Dabei ist die Quecksilber-Belastung nicht gleichmäßig verteilt: In tiefen Wasserschichten findet es sich nur im Nordatlantik, weil derzeit dort neues Tiefenwasser entsteht:
"Im Nordpazifik passiert das nicht. Außerdem scheint der Nordatlantik etwas stärker belastet zu sein als der Pazifik. Das liegt zum einen daran, dass der Nordatlantik kleiner ist und auch daran, dass er von Industrienationen umgeben ist. Allerdings sieht es so aus, als ob der Quecksilbergehalt im Nordatlantik durch Umweltschutzmaßnahmen sinkt, während er sich im Pazifik aufbaut, weil Länder wie China ihren Energiebedarf vor allem aus Kohlekraftwerken decken, und die sind wohl die größte Quecksilberquelle überhaupt."
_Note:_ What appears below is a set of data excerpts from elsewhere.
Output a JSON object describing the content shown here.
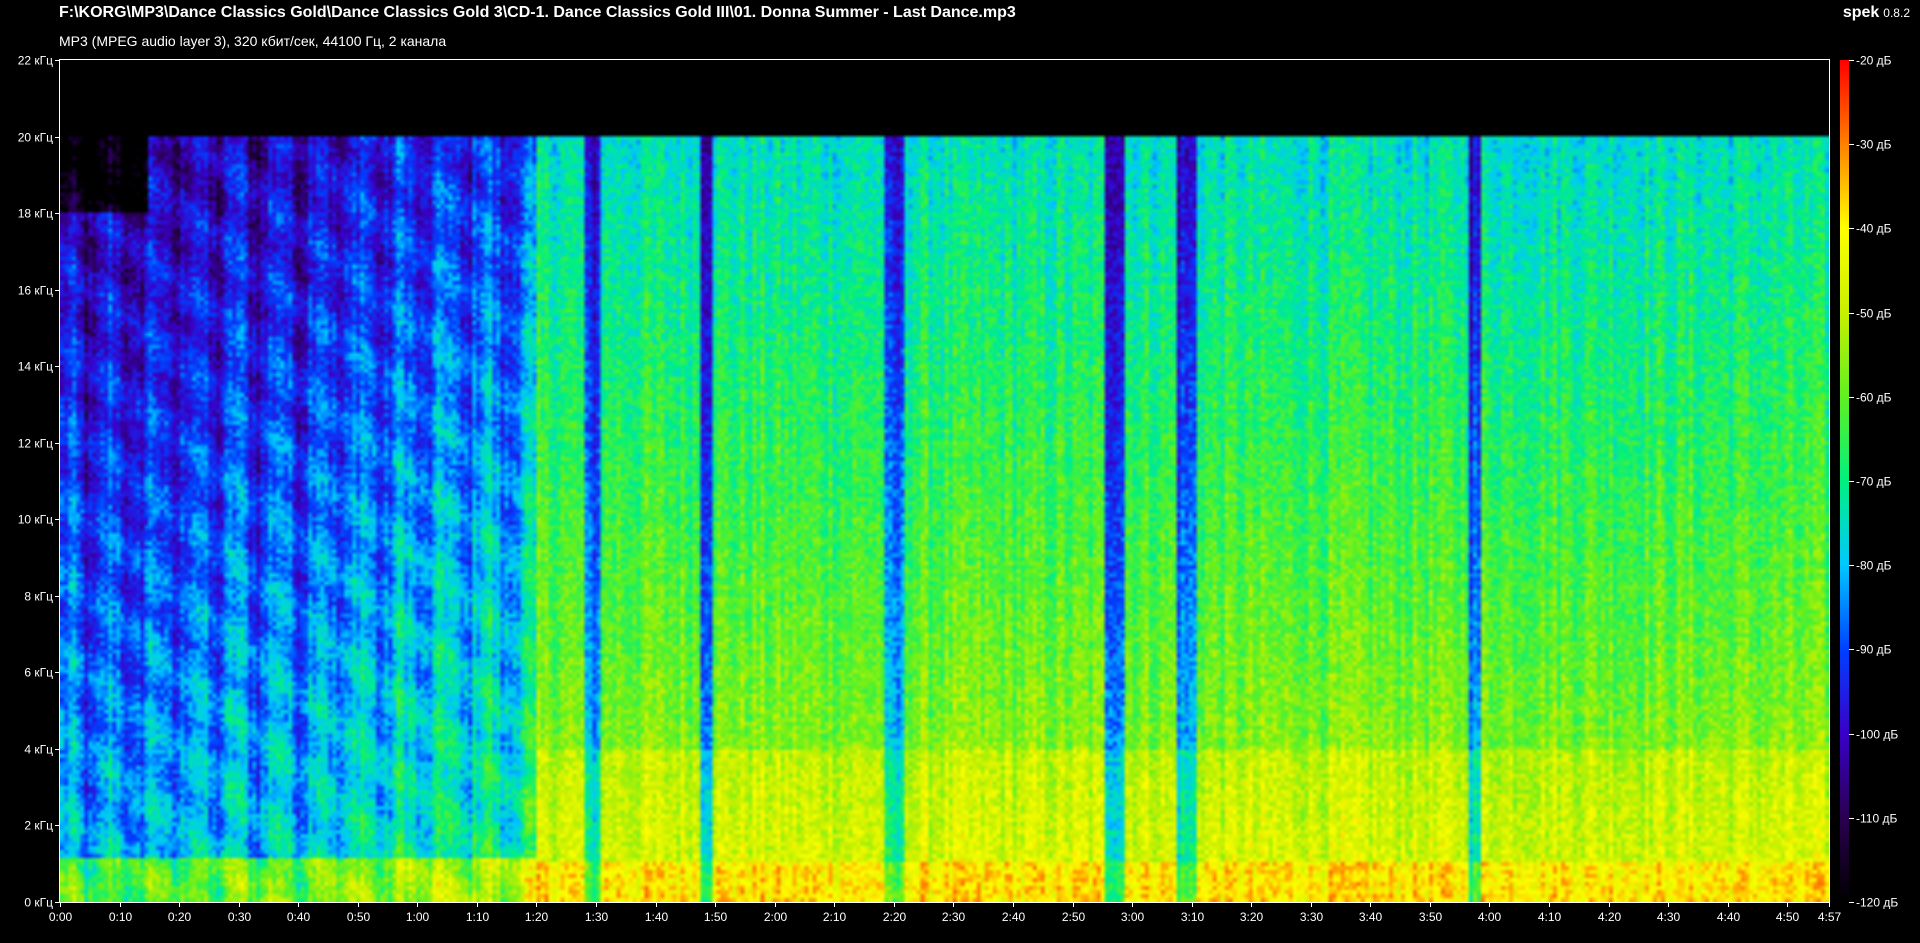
{
  "header": {
    "file_path": "F:\\KORG\\MP3\\Dance Classics Gold\\Dance Classics Gold 3\\CD-1. Dance Classics Gold III\\01. Donna Summer - Last Dance.mp3",
    "format_info": "MP3 (MPEG audio layer 3), 320 кбит/сек, 44100 Гц, 2 канала",
    "app_name": "spek",
    "app_version": "0.8.2"
  },
  "chart_data": {
    "type": "heatmap",
    "x_axis": {
      "unit": "time (s)",
      "range": [
        0,
        297
      ],
      "tick_values": [
        0,
        10,
        20,
        30,
        40,
        50,
        60,
        70,
        80,
        90,
        100,
        110,
        120,
        130,
        140,
        150,
        160,
        170,
        180,
        190,
        200,
        210,
        220,
        230,
        240,
        250,
        260,
        270,
        280,
        290,
        297
      ],
      "tick_labels": [
        "0:00",
        "0:10",
        "0:20",
        "0:30",
        "0:40",
        "0:50",
        "1:00",
        "1:10",
        "1:20",
        "1:30",
        "1:40",
        "1:50",
        "2:00",
        "2:10",
        "2:20",
        "2:30",
        "2:40",
        "2:50",
        "3:00",
        "3:10",
        "3:20",
        "3:30",
        "3:40",
        "3:50",
        "4:00",
        "4:10",
        "4:20",
        "4:30",
        "4:40",
        "4:50",
        "4:57"
      ]
    },
    "y_axis": {
      "unit": "frequency (kHz)",
      "range": [
        0,
        22
      ],
      "tick_values": [
        0,
        2,
        4,
        6,
        8,
        10,
        12,
        14,
        16,
        18,
        20,
        22
      ],
      "tick_labels": [
        "0 кГц",
        "2 кГц",
        "4 кГц",
        "6 кГц",
        "8 кГц",
        "10 кГц",
        "12 кГц",
        "14 кГц",
        "16 кГц",
        "18 кГц",
        "20 кГц",
        "22 кГц"
      ]
    },
    "color_scale": {
      "unit": "dB",
      "range": [
        -120,
        -20
      ],
      "tick_values": [
        -20,
        -30,
        -40,
        -50,
        -60,
        -70,
        -80,
        -90,
        -100,
        -110,
        -120
      ],
      "tick_labels": [
        "-20 дБ",
        "-30 дБ",
        "-40 дБ",
        "-50 дБ",
        "-60 дБ",
        "-70 дБ",
        "-80 дБ",
        "-90 дБ",
        "-100 дБ",
        "-110 дБ",
        "-120 дБ"
      ],
      "stops": [
        {
          "db": -120,
          "color": "#000000"
        },
        {
          "db": -110,
          "color": "#2a0050"
        },
        {
          "db": -100,
          "color": "#3a00c8"
        },
        {
          "db": -90,
          "color": "#0040ff"
        },
        {
          "db": -80,
          "color": "#00c8ff"
        },
        {
          "db": -70,
          "color": "#00f080"
        },
        {
          "db": -60,
          "color": "#60f020"
        },
        {
          "db": -50,
          "color": "#c8f000"
        },
        {
          "db": -40,
          "color": "#ffff00"
        },
        {
          "db": -30,
          "color": "#ff8000"
        },
        {
          "db": -20,
          "color": "#ff0000"
        }
      ]
    },
    "spectrogram_cutoff_khz": 20,
    "intro_end_s": 80,
    "quiet_gaps_s": [
      [
        88.5,
        90
      ],
      [
        108.5,
        109
      ],
      [
        139.5,
        141
      ],
      [
        176.5,
        178
      ],
      [
        188,
        190
      ],
      [
        237,
        238
      ]
    ],
    "background_color": "#000000",
    "text_color": "#ffffff"
  }
}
Organische Verbindung macht Quecksilber verfügbar
Offen ist, was die gestiegene Quecksilberverschmutzung des Wassers für die Fische und letztendlich den Menschen bedeutet. Denn dabei kommt es auf eine giftige organische Quecksilberverbindung an. Wie die genau in den Meeren entsteht, ist nicht geklärt, nur, dass Bakterien dabei eine Rolle spielen:
"Auch diese Umsetzungsprozesse könnten durch den Menschen gestört werden, so dass vielleicht weniger giftige Quecksilberverbindungen entstehen, vielleicht auch mehr. Wir wissen es nicht. Es könnte sein, dass — wenn der Quecksilbergehalt im Oberflächenwasser um 250 Prozent steigt — die Belastung im Fisch um 600 Prozent steigen könnte oder noch stärker."
Das sei Gegenstand weiterer Forschungen. Und Carl Lamborg warnt: Reduziere die Menschheit ihre Quecksilberemissionen nicht nachhaltig, gelangte in den nächsten 50 Jahren noch einmal so viel Quecksilber in die Meere wie in den 150 Jahren seit Beginn der industriellen Revolution.